À l'issue du débat, la commission des affaires européennes a adopté, à l'unanimité, l'avis politique suivant qui sera adressé à la Commission européenne.
Nomination de rapporteurs
M. Jean Bizet, président. - La semaine dernière, nous avons reçu une importante délégation du Conseil national de Monaco. La principauté - tout comme Andorre et Saint-Marin - est en train de négocier un accord avec l'Union européenne. Je propose de désigner M. Christophe-André Frassa, président du groupe d'amitié, pour suivre l'évolution des négociations, avec MM. Louis Nègre et Simon Sutour, qui travaillent sur les questions relatives à la Méditerranée.
Je propose la nomination de Mme Gisèle Jourda et de M. Yves Pozzo di Borgo sur les perspectives de la politique de sécurité et de défense commune, notamment de la présentation de la stratégie de sécurité par Mme Federica Mogherini en juin prochain.
La commission procède à ces désignations.

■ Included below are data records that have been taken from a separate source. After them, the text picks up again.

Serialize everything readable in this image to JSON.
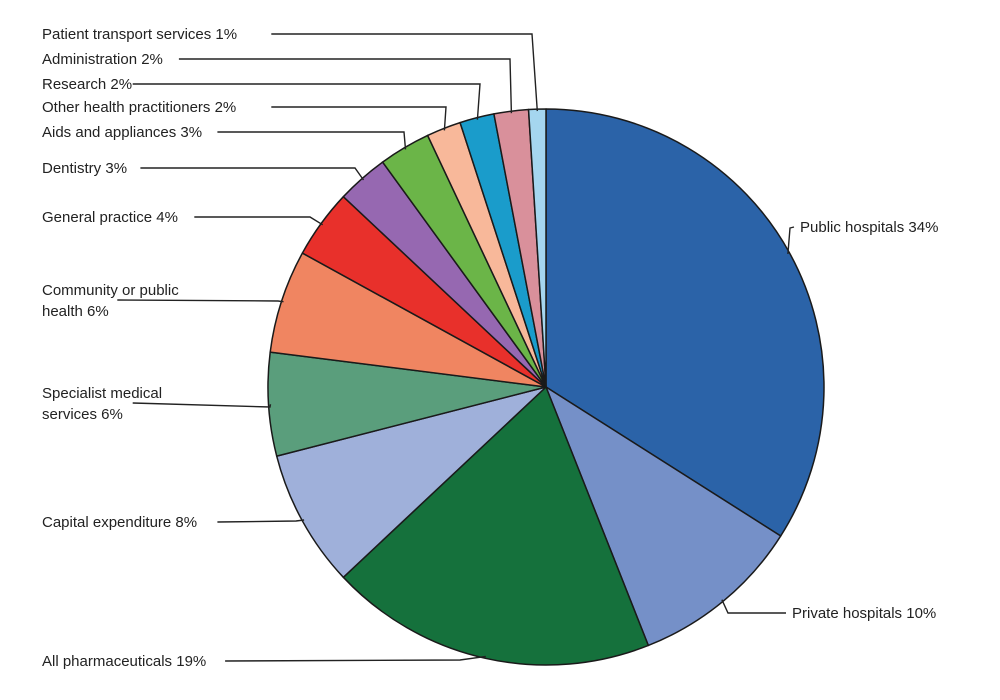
{
  "chart_data": {
    "type": "pie",
    "title": "",
    "unit": "%",
    "start_angle_deg": 0,
    "direction": "clockwise",
    "slices": [
      {
        "label": "Public hospitals",
        "value": 34,
        "display": "Public hospitals 34%",
        "color": "#2b63a8"
      },
      {
        "label": "Private hospitals",
        "value": 10,
        "display": "Private hospitals 10%",
        "color": "#7590c8"
      },
      {
        "label": "All pharmaceuticals",
        "value": 19,
        "display": "All pharmaceuticals 19%",
        "color": "#15713c"
      },
      {
        "label": "Capital expenditure",
        "value": 8,
        "display": "Capital expenditure 8%",
        "color": "#9fb0da"
      },
      {
        "label": "Specialist medical services",
        "value": 6,
        "display": [
          "Specialist medical",
          "services 6%"
        ],
        "color": "#5a9e7c"
      },
      {
        "label": "Community or public health",
        "value": 6,
        "display": [
          "Community or public",
          "health 6%"
        ],
        "color": "#f08561"
      },
      {
        "label": "General practice",
        "value": 4,
        "display": "General practice 4%",
        "color": "#e8302b"
      },
      {
        "label": "Dentistry",
        "value": 3,
        "display": "Dentistry 3%",
        "color": "#9668b1"
      },
      {
        "label": "Aids and appliances",
        "value": 3,
        "display": "Aids and appliances 3%",
        "color": "#6bb548"
      },
      {
        "label": "Other health practitioners",
        "value": 2,
        "display": "Other health practitioners 2%",
        "color": "#f8b89a"
      },
      {
        "label": "Research",
        "value": 2,
        "display": "Research 2%",
        "color": "#1a9ccb"
      },
      {
        "label": "Administration",
        "value": 2,
        "display": "Administration 2%",
        "color": "#d9909b"
      },
      {
        "label": "Patient transport services",
        "value": 1,
        "display": "Patient transport services 1%",
        "color": "#a5d6ef"
      }
    ]
  }
}
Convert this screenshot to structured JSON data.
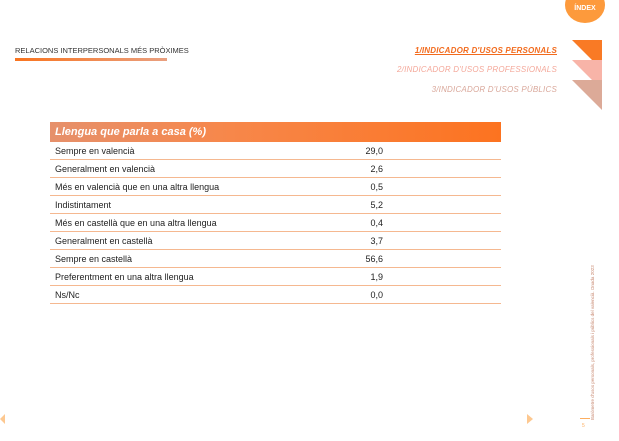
{
  "index_label": "ÍNDEX",
  "section_title": "RELACIONS INTERPERSONALS MÉS PRÒXIMES",
  "nav": [
    {
      "label": "1/INDICADOR D'USOS PERSONALS"
    },
    {
      "label": "2/INDICADOR D'USOS PROFESSIONALS"
    },
    {
      "label": "3/INDICADOR D'USOS PÚBLICS"
    }
  ],
  "table": {
    "title": "Llengua que parla a casa (%)",
    "rows": [
      {
        "label": "Sempre en valencià",
        "value": "29,0"
      },
      {
        "label": "Generalment en valencià",
        "value": "2,6"
      },
      {
        "label": "Més en valencià que en una altra llengua",
        "value": "0,5"
      },
      {
        "label": "Indistintament",
        "value": "5,2"
      },
      {
        "label": "Més en castellà que en una altra llengua",
        "value": "0,4"
      },
      {
        "label": "Generalment en castellà",
        "value": "3,7"
      },
      {
        "label": "Sempre en castellà",
        "value": "56,6"
      },
      {
        "label": "Preferentment en una altra llengua",
        "value": "1,9"
      },
      {
        "label": "Ns/Nc",
        "value": "0,0"
      }
    ]
  },
  "footer": {
    "publication": "Baròmetre d'usos personals, professionals i públics del valencià. Onada 2023",
    "page": "5"
  }
}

M. Yves Pozzo di Borgo. - Seuls quelques hurons de notre commission s'intéressent au sujet, alors que l'Allemagne présentera son livre blanc en juillet, et que tout le monde est assis dans le lit de l'OTAN et considère qu'il n'existe pas de défense européenne. Nous nous heurtons à une pesanteur terrible. À l'invitation de Jean-Pierre Raffarin, la commission des affaires étrangères a reçu M. Thierry Breton, président d'Atos, ancien ministre de l'économie, qui a fait la proposition décapante à Jean-Claude Juncker et Jean-Yves Le Drian de créer un fonds européen de défense ; en France, un tiers de la dette provient du secteur de la défense. Cela réduirait le différentiel existant entre la France et l'Allemagne.
M. Jean Bizet, président. - La proposition de M. Breton paraît effectivement pertinente. Elle permettrait de faire contribuer les autres pays à l'effort de défense.
M. Yves Pozzo di Borgo. - Je l'avais envisagé dans un rapport, il y a trois ans, sur la défense européenne, et lorsque je représentais le Sénat à l'Union de l'Europe occidentale. Il faut examiner cette question !
La réunion est levée à 10 heures 10.